A cyclist riding an electric bicycle on a public road near Bruges (Belgium) was the victim of a serious accident: he was struck by a car and was seriously injured. He died several months later.
In the course of the subsequent court proceedings concerning a potential right to compensation, a dispute arose with respect to the legal classification of the electric bicycle: should it be regarded as a ‘vehicle’? In this case, the bicycle’s motor merely provided pedal assistance, including through the use of a ‘boost’ function. Moreover, that ‘boost’ function could be activated only after the use of muscular power (by pedalling, by walking with the bicycle or by pushing it). The legal classification of the bicycle in question is crucial in order to determine whether the victim was the driver of a ‘motor vehicle’ or whether he was entitled to automatic compensation as a ‘vulnerable road user’ under Belgian law.

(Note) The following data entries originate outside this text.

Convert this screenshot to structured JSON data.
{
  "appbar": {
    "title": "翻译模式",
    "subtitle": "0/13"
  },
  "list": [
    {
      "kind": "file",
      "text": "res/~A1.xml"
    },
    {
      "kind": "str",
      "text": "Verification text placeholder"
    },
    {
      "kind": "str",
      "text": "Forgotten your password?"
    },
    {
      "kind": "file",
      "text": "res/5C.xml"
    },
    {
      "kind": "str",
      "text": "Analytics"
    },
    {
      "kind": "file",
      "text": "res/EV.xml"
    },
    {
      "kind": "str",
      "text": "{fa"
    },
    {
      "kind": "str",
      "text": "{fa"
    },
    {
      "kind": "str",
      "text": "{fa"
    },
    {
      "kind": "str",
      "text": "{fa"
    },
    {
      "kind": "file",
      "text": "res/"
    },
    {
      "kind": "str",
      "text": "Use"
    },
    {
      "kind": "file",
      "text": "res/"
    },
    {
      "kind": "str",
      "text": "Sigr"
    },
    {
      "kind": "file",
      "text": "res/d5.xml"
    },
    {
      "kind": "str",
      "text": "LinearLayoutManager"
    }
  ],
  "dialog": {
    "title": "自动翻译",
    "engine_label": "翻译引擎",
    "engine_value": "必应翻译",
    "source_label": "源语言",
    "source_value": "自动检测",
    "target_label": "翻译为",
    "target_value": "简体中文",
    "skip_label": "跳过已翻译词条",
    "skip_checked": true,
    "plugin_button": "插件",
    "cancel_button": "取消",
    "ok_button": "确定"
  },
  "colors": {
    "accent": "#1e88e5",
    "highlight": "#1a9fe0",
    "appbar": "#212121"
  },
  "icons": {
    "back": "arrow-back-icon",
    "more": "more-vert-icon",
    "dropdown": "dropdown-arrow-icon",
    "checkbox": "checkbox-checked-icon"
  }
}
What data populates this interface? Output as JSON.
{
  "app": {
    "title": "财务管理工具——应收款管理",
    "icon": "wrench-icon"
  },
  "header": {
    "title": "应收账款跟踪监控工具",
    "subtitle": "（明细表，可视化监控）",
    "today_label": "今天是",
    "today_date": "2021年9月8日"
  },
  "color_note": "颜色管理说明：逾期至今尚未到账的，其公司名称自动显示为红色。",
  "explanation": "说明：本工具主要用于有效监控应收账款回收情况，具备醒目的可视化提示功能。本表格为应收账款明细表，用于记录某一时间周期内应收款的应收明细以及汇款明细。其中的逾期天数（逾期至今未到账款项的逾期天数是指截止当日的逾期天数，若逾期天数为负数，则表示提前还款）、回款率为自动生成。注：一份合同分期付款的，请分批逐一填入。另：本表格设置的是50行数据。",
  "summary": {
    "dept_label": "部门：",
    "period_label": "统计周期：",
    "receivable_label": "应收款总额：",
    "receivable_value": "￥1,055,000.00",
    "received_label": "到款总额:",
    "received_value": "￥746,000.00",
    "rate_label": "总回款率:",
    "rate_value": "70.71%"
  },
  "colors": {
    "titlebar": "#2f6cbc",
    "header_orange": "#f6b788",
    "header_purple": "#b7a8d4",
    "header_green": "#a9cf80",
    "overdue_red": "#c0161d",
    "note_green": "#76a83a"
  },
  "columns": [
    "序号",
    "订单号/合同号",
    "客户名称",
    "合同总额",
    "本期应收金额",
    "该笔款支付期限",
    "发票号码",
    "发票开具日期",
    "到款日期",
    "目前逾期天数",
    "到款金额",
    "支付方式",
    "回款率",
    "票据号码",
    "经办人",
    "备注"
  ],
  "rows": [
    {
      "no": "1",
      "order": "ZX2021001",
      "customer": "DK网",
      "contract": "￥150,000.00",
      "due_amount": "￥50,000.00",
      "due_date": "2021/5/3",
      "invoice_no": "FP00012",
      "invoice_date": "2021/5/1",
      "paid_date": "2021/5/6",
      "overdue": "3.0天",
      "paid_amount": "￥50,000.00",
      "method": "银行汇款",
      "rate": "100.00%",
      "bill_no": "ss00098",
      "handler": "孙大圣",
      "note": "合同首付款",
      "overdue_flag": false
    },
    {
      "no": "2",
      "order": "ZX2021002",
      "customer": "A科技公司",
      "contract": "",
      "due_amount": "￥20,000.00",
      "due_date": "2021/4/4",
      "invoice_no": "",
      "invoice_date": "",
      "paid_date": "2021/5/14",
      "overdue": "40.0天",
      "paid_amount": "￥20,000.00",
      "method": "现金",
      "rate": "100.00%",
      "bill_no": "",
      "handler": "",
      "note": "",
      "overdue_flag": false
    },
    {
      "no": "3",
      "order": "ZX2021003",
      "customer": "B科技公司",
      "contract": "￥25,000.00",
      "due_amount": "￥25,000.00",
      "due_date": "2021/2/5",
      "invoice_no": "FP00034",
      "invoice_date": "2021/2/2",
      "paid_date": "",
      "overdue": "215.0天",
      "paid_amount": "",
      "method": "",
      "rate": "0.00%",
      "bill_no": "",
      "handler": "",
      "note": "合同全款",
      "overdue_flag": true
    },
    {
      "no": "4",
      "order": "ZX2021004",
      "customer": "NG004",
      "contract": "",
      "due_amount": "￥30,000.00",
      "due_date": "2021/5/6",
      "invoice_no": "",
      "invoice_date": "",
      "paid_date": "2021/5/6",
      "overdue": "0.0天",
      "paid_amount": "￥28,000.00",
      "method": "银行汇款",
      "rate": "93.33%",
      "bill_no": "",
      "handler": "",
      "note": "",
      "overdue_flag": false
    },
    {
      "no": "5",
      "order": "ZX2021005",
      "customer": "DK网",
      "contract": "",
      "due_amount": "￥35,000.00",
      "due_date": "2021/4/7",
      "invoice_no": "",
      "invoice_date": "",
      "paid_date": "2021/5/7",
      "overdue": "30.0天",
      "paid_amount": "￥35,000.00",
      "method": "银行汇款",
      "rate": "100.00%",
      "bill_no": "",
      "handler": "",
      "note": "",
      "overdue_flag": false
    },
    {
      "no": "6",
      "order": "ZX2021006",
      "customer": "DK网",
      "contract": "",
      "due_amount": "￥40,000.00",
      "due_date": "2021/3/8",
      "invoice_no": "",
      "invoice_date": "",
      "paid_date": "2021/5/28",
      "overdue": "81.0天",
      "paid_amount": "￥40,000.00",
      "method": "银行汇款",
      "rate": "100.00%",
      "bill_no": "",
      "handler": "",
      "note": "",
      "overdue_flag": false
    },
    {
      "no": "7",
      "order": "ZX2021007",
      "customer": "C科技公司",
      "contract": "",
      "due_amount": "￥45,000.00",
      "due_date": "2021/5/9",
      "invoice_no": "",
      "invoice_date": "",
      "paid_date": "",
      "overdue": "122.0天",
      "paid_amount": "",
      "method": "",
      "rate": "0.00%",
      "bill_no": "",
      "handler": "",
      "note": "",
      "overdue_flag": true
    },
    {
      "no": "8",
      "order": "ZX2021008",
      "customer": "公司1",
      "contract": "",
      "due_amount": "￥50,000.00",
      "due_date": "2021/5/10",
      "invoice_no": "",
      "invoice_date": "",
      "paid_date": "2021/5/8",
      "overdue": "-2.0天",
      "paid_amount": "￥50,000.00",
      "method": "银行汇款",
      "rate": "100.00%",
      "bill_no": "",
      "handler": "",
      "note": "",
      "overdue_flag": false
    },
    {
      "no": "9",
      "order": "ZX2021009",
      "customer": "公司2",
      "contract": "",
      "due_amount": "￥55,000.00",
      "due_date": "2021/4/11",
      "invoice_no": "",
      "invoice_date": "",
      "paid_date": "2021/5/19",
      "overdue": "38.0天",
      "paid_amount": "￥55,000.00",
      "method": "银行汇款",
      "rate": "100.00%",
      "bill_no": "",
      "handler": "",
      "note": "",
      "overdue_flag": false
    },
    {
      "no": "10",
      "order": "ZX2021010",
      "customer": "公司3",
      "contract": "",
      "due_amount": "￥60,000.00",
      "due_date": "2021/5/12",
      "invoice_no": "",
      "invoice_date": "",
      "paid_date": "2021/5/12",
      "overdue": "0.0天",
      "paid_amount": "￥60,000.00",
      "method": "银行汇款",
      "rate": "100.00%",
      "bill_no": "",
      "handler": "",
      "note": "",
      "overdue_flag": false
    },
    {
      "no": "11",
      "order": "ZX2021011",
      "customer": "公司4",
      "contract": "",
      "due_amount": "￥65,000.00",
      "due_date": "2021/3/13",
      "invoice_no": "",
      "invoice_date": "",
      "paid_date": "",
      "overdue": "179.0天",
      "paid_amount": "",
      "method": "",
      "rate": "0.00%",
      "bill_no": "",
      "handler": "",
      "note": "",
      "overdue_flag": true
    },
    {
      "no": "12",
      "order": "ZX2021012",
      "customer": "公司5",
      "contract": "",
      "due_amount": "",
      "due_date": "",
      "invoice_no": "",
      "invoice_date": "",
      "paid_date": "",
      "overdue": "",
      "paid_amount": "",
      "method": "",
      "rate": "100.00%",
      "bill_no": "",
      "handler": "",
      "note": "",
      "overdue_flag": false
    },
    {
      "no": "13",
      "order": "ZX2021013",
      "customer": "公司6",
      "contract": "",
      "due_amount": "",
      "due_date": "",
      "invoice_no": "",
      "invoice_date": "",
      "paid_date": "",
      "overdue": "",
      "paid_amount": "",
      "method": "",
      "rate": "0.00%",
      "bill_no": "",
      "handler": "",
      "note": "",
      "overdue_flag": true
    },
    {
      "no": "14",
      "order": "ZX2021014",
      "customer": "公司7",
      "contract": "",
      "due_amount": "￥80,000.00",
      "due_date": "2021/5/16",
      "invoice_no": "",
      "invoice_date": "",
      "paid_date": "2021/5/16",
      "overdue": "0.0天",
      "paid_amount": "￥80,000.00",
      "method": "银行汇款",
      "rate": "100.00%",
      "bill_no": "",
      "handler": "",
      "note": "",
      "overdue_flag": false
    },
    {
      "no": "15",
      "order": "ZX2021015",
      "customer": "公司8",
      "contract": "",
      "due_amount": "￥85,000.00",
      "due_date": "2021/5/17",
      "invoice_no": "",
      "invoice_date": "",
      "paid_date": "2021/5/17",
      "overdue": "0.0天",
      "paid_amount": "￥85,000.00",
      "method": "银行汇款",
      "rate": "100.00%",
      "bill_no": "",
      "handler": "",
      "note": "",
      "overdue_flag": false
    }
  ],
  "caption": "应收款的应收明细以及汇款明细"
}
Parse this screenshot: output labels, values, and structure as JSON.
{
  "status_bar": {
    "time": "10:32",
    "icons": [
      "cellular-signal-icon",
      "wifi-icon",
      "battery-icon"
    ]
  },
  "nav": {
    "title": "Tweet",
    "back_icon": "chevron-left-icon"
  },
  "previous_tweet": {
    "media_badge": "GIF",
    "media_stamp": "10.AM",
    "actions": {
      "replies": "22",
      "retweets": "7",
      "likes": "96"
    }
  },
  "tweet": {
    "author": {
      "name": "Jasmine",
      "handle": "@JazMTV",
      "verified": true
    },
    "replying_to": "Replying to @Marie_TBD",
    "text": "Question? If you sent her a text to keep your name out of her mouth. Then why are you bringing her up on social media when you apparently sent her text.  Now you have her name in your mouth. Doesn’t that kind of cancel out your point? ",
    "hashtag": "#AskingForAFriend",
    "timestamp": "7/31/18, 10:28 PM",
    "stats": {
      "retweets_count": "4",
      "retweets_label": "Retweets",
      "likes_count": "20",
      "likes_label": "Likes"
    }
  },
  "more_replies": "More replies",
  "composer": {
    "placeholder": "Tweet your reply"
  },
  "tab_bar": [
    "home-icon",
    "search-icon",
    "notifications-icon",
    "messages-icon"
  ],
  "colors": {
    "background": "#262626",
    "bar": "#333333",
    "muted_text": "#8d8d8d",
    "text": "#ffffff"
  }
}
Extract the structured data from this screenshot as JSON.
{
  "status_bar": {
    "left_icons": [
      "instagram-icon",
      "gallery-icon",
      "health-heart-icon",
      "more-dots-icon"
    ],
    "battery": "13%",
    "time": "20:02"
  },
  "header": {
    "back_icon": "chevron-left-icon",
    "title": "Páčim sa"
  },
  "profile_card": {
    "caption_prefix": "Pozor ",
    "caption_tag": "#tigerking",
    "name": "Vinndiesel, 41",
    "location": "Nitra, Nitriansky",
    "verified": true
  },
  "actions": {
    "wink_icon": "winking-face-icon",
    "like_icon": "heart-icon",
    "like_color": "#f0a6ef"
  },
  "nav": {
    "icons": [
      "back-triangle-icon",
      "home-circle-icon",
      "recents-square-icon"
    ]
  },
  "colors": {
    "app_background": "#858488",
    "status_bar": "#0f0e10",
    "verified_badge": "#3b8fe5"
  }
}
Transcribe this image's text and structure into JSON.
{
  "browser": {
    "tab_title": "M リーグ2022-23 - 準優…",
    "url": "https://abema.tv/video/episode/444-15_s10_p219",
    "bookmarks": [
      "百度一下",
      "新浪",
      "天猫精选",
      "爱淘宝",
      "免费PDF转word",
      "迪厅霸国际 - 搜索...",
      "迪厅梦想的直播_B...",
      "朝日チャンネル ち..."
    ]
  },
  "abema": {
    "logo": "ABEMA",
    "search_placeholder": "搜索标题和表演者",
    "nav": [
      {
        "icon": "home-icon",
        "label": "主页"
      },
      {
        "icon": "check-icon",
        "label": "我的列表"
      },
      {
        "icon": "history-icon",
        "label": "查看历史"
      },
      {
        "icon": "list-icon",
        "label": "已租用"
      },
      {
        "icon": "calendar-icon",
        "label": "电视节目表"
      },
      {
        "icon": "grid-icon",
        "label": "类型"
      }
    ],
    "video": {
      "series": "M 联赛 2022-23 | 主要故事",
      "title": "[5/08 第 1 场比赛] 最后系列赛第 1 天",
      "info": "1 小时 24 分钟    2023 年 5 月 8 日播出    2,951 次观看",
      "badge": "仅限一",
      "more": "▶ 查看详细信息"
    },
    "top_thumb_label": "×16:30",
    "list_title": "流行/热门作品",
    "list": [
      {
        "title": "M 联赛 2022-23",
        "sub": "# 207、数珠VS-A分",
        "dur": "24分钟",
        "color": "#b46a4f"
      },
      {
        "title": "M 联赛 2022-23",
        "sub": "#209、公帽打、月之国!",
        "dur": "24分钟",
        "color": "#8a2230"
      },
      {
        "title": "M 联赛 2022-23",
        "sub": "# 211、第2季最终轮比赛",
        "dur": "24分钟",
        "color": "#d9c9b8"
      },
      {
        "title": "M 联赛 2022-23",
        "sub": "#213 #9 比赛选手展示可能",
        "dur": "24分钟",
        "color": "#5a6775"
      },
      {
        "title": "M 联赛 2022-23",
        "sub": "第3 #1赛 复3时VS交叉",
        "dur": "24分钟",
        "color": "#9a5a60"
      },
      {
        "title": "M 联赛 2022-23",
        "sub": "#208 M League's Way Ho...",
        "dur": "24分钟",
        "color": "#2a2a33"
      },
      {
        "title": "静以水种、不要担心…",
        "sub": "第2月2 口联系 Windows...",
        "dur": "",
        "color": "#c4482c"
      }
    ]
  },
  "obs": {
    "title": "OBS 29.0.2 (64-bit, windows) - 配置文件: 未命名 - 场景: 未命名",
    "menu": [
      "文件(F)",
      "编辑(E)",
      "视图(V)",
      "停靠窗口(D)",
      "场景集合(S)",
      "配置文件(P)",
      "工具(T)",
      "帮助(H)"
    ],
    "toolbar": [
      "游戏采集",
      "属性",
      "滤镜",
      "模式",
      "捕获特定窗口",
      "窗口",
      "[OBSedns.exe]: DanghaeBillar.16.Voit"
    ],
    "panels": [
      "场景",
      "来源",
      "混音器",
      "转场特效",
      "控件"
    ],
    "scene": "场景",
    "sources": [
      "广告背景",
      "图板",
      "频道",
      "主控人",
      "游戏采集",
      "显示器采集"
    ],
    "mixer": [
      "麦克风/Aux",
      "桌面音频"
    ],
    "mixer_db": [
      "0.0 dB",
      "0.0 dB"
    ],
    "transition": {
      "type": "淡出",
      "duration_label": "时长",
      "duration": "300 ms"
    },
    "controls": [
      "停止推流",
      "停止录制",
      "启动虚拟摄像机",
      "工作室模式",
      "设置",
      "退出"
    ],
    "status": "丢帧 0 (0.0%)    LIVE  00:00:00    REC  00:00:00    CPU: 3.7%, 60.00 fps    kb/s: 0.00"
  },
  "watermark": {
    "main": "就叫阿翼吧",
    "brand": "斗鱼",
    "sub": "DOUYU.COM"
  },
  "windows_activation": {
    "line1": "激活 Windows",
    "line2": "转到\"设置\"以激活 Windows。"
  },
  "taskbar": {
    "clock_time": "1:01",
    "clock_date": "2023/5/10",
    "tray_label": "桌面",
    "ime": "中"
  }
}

Since the concept of a ‘vehicle’ in the relevant Belgian legislation corresponds to that in an EU Directive relating to civil liability in respect of the use of motor vehicles, the Belgian Court of Cassation decided to refer a question to the Court of Justice concerning the interpretation of that concept.
In its judgment delivered today, the Court of Justice notes, first of all, that the directive does not indicate whether a ‘vehicle’ must be propelled exclusively by mechanical power.
However, it observes that the directive refers to ‘motor insurance’, an expression which traditionally refers, in everyday language, to insurance against civil liability in respect of the use of devices such as motorcycles, cars and trucks which are propelled exclusively by means of mechanical power.
The Court also refers to the objective of the directive, which is to protect victims of road accidents caused by motor vehicles. That objective does not require that electric bicycles be covered by the concept of a ‘vehicle’, within the meaning of the directive.
Devices which are not propelled exclusively by mechanical power, such as an electric bicycle which may accelerate to 20 km/h without pedalling, do not appear to be capable of causing bodily or material damage to third parties comparable to the damage that may be caused by motorcycles, cars, trucks or other vehicles propelled exclusively by mechanical power, which can reach significantly higher speeds.